Copper Gains on Tighter Supply, Outlook for U.S. DemandLuzi Ann Javier
Copper futures rose to a six-week high as stockpiles monitored by global exchanges declined to the lowest since 2009 and the outlook for demand improved in the U.S., the world’s second-largest user of the metal.
Inventories tracked by exchanges in Shanghai, London and New York have dropped 23 percent this year. Broker Comm Trade USA Inc. said a dwindling supply of scrap copper has narrowed the discount to new metal to the tightest in two years. Orders for durable goods in the U.S. climbed last month by the most since November, government data showed today.
“A drop in scrap-copper supply is signaling we’re facing a tighter market, just as we’re seeing increased economic activity,” Tom Power, a senior market strategist at RJO Futures in Chicago, said in a telephone interview.
Copper futures for delivery in July gained 1.6 percent to settle at $3.088 a pound at 1:17 p.m. on the Comex in New York after touching $3.095, the highest since March 7.
On the London Metal Exchange, copper for delivery in three months rose 1.2 percent to $6,753 a metric ton ($3.06 a pound).
Scrap copper No. 1 has traded at a discount of as little as 8 cents a pound below the price of new metal, Bryan Rosenstrauch, president of Comm Trade USA in Houston, said in a telephone interview.
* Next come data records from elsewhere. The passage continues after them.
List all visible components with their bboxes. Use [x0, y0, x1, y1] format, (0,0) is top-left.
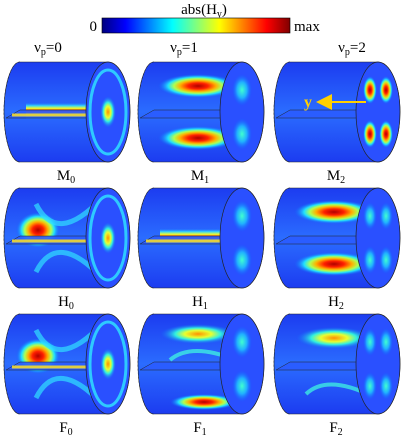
- panel-label: F1: [193, 420, 206, 438]
- panel-M0: M0: [3, 61, 131, 186]
- end-face: [219, 187, 265, 289]
- face-center: [100, 96, 116, 128]
- panel-F1: F1: [137, 313, 265, 438]
- panel-label: M2: [327, 168, 345, 186]
- face-lobe: [363, 120, 377, 148]
- face-ring: [88, 68, 128, 156]
- face-center: [100, 348, 116, 380]
- face-lobe: [379, 120, 393, 148]
- face-lobe: [363, 328, 377, 356]
- column-header-1: νp=1: [170, 40, 198, 58]
- face-lobe: [379, 328, 393, 356]
- panel-H1: H1: [137, 187, 265, 312]
- end-face-pattern: [88, 68, 128, 156]
- end-face: [355, 187, 401, 289]
- y-axis-label: y: [304, 94, 312, 111]
- colorbar-strip: [101, 17, 291, 34]
- end-face-pattern: [363, 76, 393, 148]
- end-face-pattern: [88, 320, 128, 408]
- field-lobe: [294, 200, 374, 224]
- field-lobe: [294, 252, 374, 276]
- face-lobe: [379, 76, 393, 104]
- colorbar-min-label: 0: [90, 19, 98, 35]
- end-face-pattern: [88, 194, 128, 282]
- end-face-pattern: [232, 74, 252, 150]
- column-header-2: νp=2: [338, 40, 366, 58]
- face-lobe: [379, 372, 393, 400]
- field-bands: [294, 200, 374, 276]
- panel-label: F0: [59, 420, 72, 438]
- field-lobe: [158, 126, 238, 150]
- panel-label: H2: [328, 294, 344, 312]
- field-lobe: [170, 394, 238, 410]
- colorbar-title: abs(Hy): [181, 2, 227, 20]
- field-bands: [158, 74, 238, 150]
- colorbar-max-label: max: [294, 19, 320, 35]
- face-ring: [88, 320, 128, 408]
- panel-label: F2: [329, 420, 342, 438]
- field-lobe: [158, 74, 238, 98]
- field-lobe: [160, 324, 236, 344]
- panel-M2: y M2: [273, 61, 401, 186]
- end-face: [219, 61, 265, 163]
- end-face: [355, 313, 401, 415]
- face-lobe: [363, 372, 377, 400]
- panel-F2: F2: [273, 313, 401, 438]
- face-center: [100, 222, 116, 254]
- end-face-pattern: [232, 326, 252, 402]
- panel-label: M1: [191, 168, 209, 186]
- face-lobe: [363, 76, 377, 104]
- colorbar: abs(Hy) 0 max: [90, 2, 321, 35]
- face-lobe: [232, 326, 252, 358]
- end-face-pattern: [363, 328, 393, 400]
- face-lobe: [232, 74, 252, 106]
- face-lobe: [363, 246, 377, 274]
- end-face-pattern: [363, 202, 393, 274]
- face-lobe: [379, 246, 393, 274]
- panel-label: M0: [57, 168, 75, 186]
- panel-grid: M0 M1 y M2 H0 H1 H2 F0 F1 F2: [3, 61, 401, 438]
- face-lobe: [363, 202, 377, 230]
- end-face: [219, 313, 265, 415]
- panel-label: H1: [192, 294, 208, 312]
- face-lobe: [232, 244, 252, 276]
- face-lobe: [232, 200, 252, 232]
- face-lobe: [379, 202, 393, 230]
- column-header-0: νp=0: [34, 40, 62, 58]
- field-lobe: [296, 327, 372, 349]
- panel-F0: F0: [3, 313, 131, 438]
- face-lobe: [232, 370, 252, 402]
- end-face: [355, 61, 401, 163]
- panel-H0: H0: [3, 187, 131, 312]
- face-ring: [88, 194, 128, 282]
- end-face-pattern: [232, 200, 252, 276]
- column-headers: νp=0 νp=1 νp=2: [34, 40, 366, 58]
- panel-H2: H2: [273, 187, 401, 312]
- panel-M1: M1: [137, 61, 265, 186]
- panel-label: H0: [58, 294, 74, 312]
- face-lobe: [232, 118, 252, 150]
The discount was about 10 cents a year earlier, he said.
The refined-copper market had a deficit of 53,000 tons in January, compared with a 17,000 surplus in December, the International Copper Study Group said yesterday. China is the biggest consumer.
Nickel for delivery in three months touched $18,600 a ton in London, the highest since February 2013, before closing lower. Prices have gained 32 percent this year on concern global supplies will be disrupted amid Russian intervention in Ukraine and an ore-export ban in Indonesia. Russia is home to OAO GMK Norilsk Nickel, the biggest producer of refined metal.
Aluminum, zinc and lead advanced on the LME, while tin was unchanged.